Policy makers generally are most concerned about the impact of citywide minimum wage laws on overall employment in their city and on whether their large retailers -- who generate considerable sales tax revenue for the city -- will respond by moving outside the city or not locate new stores inside the city. In this report, we provide a brief
overview of what is known about the impact of the San Francisco and Santa Fe laws on employment and on large retail businesses.

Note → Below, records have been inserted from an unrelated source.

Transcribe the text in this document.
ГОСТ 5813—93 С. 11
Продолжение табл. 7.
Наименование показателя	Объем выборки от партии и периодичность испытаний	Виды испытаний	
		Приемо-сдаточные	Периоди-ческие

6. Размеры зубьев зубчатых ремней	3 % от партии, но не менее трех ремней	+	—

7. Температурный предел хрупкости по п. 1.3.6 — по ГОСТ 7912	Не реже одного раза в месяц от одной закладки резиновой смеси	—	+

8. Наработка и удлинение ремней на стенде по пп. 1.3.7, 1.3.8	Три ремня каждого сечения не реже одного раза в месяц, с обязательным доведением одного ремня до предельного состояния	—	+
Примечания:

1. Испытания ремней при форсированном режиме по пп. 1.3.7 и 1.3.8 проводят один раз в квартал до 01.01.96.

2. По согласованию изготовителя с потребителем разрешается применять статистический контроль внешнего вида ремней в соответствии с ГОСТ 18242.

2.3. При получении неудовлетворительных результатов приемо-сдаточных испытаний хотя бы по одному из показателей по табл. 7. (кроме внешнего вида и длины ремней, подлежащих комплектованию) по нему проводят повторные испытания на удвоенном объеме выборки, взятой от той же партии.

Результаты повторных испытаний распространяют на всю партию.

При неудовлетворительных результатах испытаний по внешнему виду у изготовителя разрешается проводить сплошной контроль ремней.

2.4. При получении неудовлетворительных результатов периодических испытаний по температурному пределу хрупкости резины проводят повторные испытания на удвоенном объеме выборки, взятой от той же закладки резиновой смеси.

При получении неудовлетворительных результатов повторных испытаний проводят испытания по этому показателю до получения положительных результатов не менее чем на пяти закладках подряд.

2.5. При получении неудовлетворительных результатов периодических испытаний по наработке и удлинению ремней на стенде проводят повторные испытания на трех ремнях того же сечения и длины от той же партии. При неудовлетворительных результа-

During the debates preceding the votes on both cities' laws, businesses threatened to leave if a minimum wage were enacted. In this brief we have reviewed the economic impact studies conducted for San Francisco and Santa Fe, the two cities with citywide minimum wages. These studies, which both use sophisticated statistical techniques, found no significant impact on employment or business closures. We have also presented suggestive data on the major retail stores in the two cities and found both a significant
continuing presence of such stores and evidence of increases in the number of such stores. Finally, we examined published county-level government data for the retail sector in San Francisco and found trends that mirror economic activity overall, rather than the introduction of a city minimum wage. We conclude that each of these types of evidence point toward the same result, namely that citywide minimum wage laws have had no significant impact on employment or retail store closures.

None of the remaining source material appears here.